Question: Hello Scott, my husband is attending culinary school and he truly admires you.
Scott Conant: I wish your husband all the luck. Being a chef is tough sometimes, especially in the beginning, but it's really fun and rewarding.

Question: [I] would love to attend culinary school (Le Cordon Bleu in Paris would be a dream!) but am turning 40 soon—is it too late to get started in the biz?
Scott Conant: It is never too late to follow a dream.

Question: Hello Scott, with all your other TV endeavors how often are you in your kitchens if at all? I was a Johnson & Wales grad with several years in the biz. With all your years in the kitchen how were you able to maintain your passion while paying your dues. I find that now that it's no longer a career, my passion for food has come back.
Scott Conant: I am lucky I guess. I started when I was 15 and it all still fires me up. I have fun every day. I am very serious about what I do, but I never take myself too seriously.

Eating Habits

Question: OK...Seriously, how many days a week do you eat pasta?
Scott Conant: I eat pasta everyday, or at least taste it. I need to spend more time at the gym as a result. :)
Question: Oh, don't worry! When your baby girl starts walking that will be all the cardio you need!! My daughter is 4 and she loves to cook with me.

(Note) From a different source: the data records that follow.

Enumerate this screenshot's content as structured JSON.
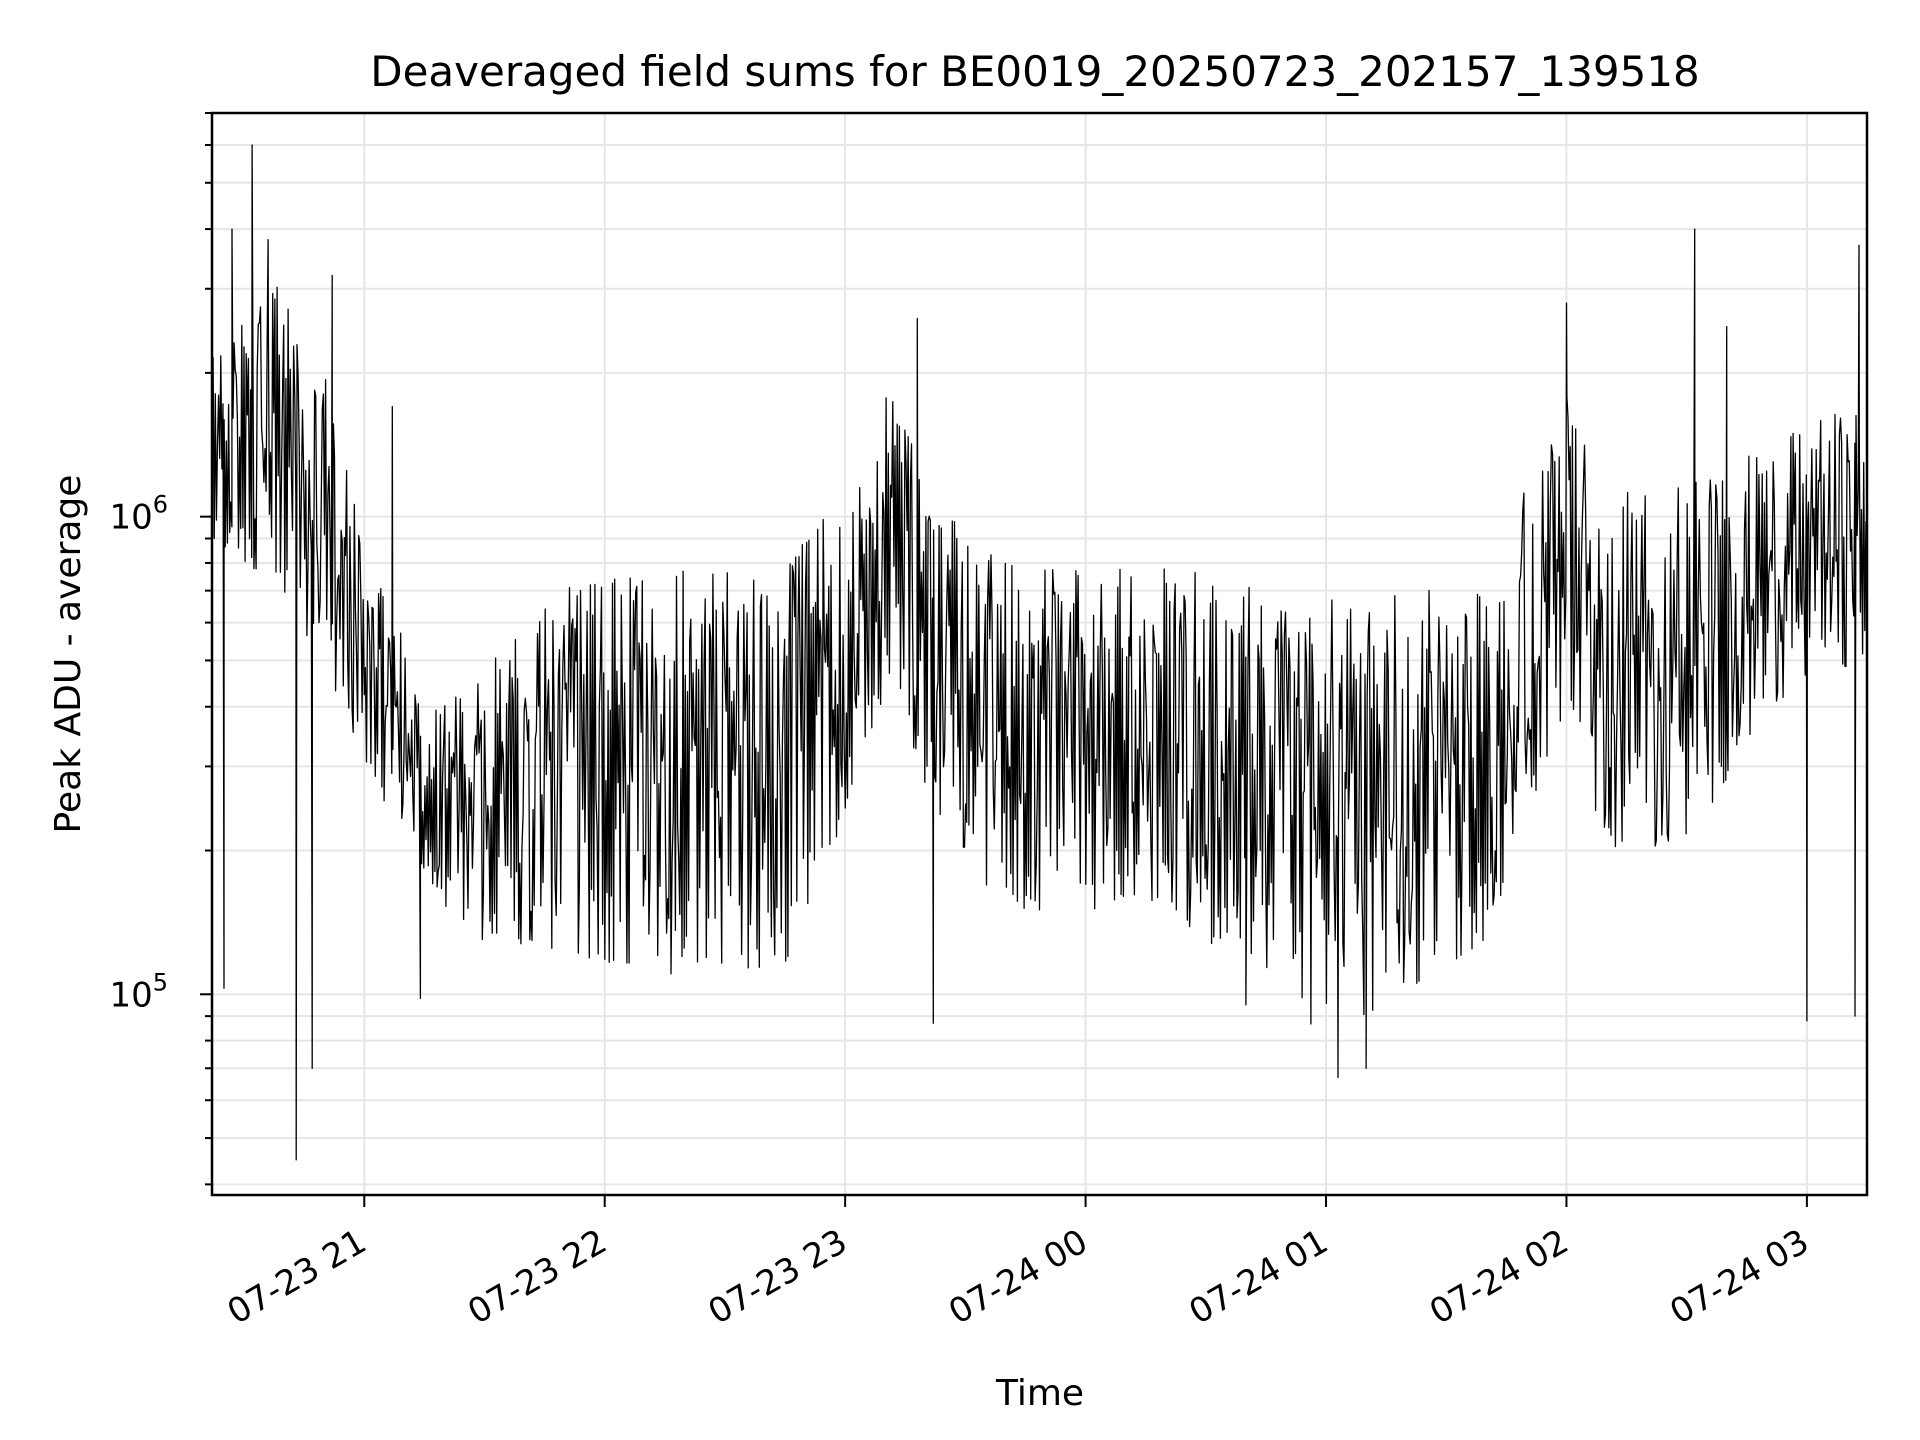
{
  "chart_data": {
    "type": "line",
    "title": "Deaveraged field sums for BE0019_20250723_202157_139518",
    "xlabel": "Time",
    "ylabel": "Peak ADU - average",
    "yscale": "log",
    "ylim": [
      38000,
      7000000
    ],
    "xlim": [
      "2025-07-23 20:22",
      "2025-07-24 03:15"
    ],
    "x_ticks": [
      {
        "value": "2025-07-23 21:00",
        "label": "07-23 21"
      },
      {
        "value": "2025-07-23 22:00",
        "label": "07-23 22"
      },
      {
        "value": "2025-07-23 23:00",
        "label": "07-23 23"
      },
      {
        "value": "2025-07-24 00:00",
        "label": "07-24 00"
      },
      {
        "value": "2025-07-24 01:00",
        "label": "07-24 01"
      },
      {
        "value": "2025-07-24 02:00",
        "label": "07-24 02"
      },
      {
        "value": "2025-07-24 03:00",
        "label": "07-24 03"
      }
    ],
    "y_ticks": [
      {
        "value": 100000,
        "label_base": "10",
        "label_exp": "5"
      },
      {
        "value": 1000000,
        "label_base": "10",
        "label_exp": "6"
      }
    ],
    "grid": true,
    "series": [
      {
        "color": "#000000",
        "profile": [
          {
            "x": "2025-07-23 20:22",
            "low": 900000,
            "high": 2200000
          },
          {
            "x": "2025-07-23 20:40",
            "low": 700000,
            "high": 3200000
          },
          {
            "x": "2025-07-23 20:50",
            "low": 450000,
            "high": 2000000
          },
          {
            "x": "2025-07-23 21:00",
            "low": 300000,
            "high": 900000
          },
          {
            "x": "2025-07-23 21:12",
            "low": 200000,
            "high": 500000
          },
          {
            "x": "2025-07-23 21:25",
            "low": 130000,
            "high": 420000
          },
          {
            "x": "2025-07-23 21:45",
            "low": 125000,
            "high": 700000
          },
          {
            "x": "2025-07-23 22:15",
            "low": 110000,
            "high": 780000
          },
          {
            "x": "2025-07-23 22:45",
            "low": 115000,
            "high": 800000
          },
          {
            "x": "2025-07-23 23:05",
            "low": 300000,
            "high": 1300000
          },
          {
            "x": "2025-07-23 23:12",
            "low": 500000,
            "high": 2000000
          },
          {
            "x": "2025-07-23 23:20",
            "low": 250000,
            "high": 1100000
          },
          {
            "x": "2025-07-23 23:40",
            "low": 150000,
            "high": 800000
          },
          {
            "x": "2025-07-24 00:00",
            "low": 150000,
            "high": 800000
          },
          {
            "x": "2025-07-24 00:20",
            "low": 140000,
            "high": 800000
          },
          {
            "x": "2025-07-24 00:45",
            "low": 110000,
            "high": 700000
          },
          {
            "x": "2025-07-24 01:00",
            "low": 80000,
            "high": 700000
          },
          {
            "x": "2025-07-24 01:15",
            "low": 95000,
            "high": 700000
          },
          {
            "x": "2025-07-24 01:40",
            "low": 130000,
            "high": 780000
          },
          {
            "x": "2025-07-24 02:00",
            "low": 400000,
            "high": 1800000
          },
          {
            "x": "2025-07-24 02:10",
            "low": 200000,
            "high": 1100000
          },
          {
            "x": "2025-07-24 02:30",
            "low": 200000,
            "high": 1200000
          },
          {
            "x": "2025-07-24 02:50",
            "low": 400000,
            "high": 1400000
          },
          {
            "x": "2025-07-24 03:15",
            "low": 500000,
            "high": 1800000
          }
        ],
        "spikes": [
          {
            "x": "2025-07-23 20:32",
            "y": 6000000
          },
          {
            "x": "2025-07-23 20:27",
            "y": 4000000
          },
          {
            "x": "2025-07-23 20:36",
            "y": 3800000
          },
          {
            "x": "2025-07-23 20:25",
            "y": 103000
          },
          {
            "x": "2025-07-23 20:43",
            "y": 45000
          },
          {
            "x": "2025-07-23 20:47",
            "y": 70000
          },
          {
            "x": "2025-07-23 20:52",
            "y": 3200000
          },
          {
            "x": "2025-07-23 21:07",
            "y": 1700000
          },
          {
            "x": "2025-07-23 21:14",
            "y": 98000
          },
          {
            "x": "2025-07-23 23:18",
            "y": 2600000
          },
          {
            "x": "2025-07-23 23:22",
            "y": 87000
          },
          {
            "x": "2025-07-24 00:40",
            "y": 95000
          },
          {
            "x": "2025-07-24 01:03",
            "y": 67000
          },
          {
            "x": "2025-07-24 01:10",
            "y": 70000
          },
          {
            "x": "2025-07-24 02:00",
            "y": 2800000
          },
          {
            "x": "2025-07-24 02:32",
            "y": 4000000
          },
          {
            "x": "2025-07-24 02:40",
            "y": 2500000
          },
          {
            "x": "2025-07-24 03:00",
            "y": 88000
          },
          {
            "x": "2025-07-24 03:13",
            "y": 3700000
          },
          {
            "x": "2025-07-24 03:12",
            "y": 90000
          }
        ]
      }
    ]
  }
}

It's so awesome.
Scott Conant: I look forward to that for a lot of reasons.

Question: Scott, what is it with you and red onions?
Scott Conant: The whole point I was trying to make was that IF these [Chopped] contestants are trying to develop nuance and flavor out of food, then they need to develop flavors. By putting raw onions on top of a dish and creating a singular flavor profile that overpowers other components on a dish—that is NOT good cooking. I want the best for those cooks and chefs. That's why I tell them what I tell them. Remember, there is a lot of editing that happens and not everyone sees the whole of the conversations. Btw, on a sesame bagel with cream cheese and fresh tomato, I love a small slice of red onion—raw!

Question: What would your last meal be? What is in your refrigerator?
Scott Conant: I am working 16–18 hour days... I have NOTHING in my home refrigerator. [My] last meal would probably be fried chicken, really good fried chicken.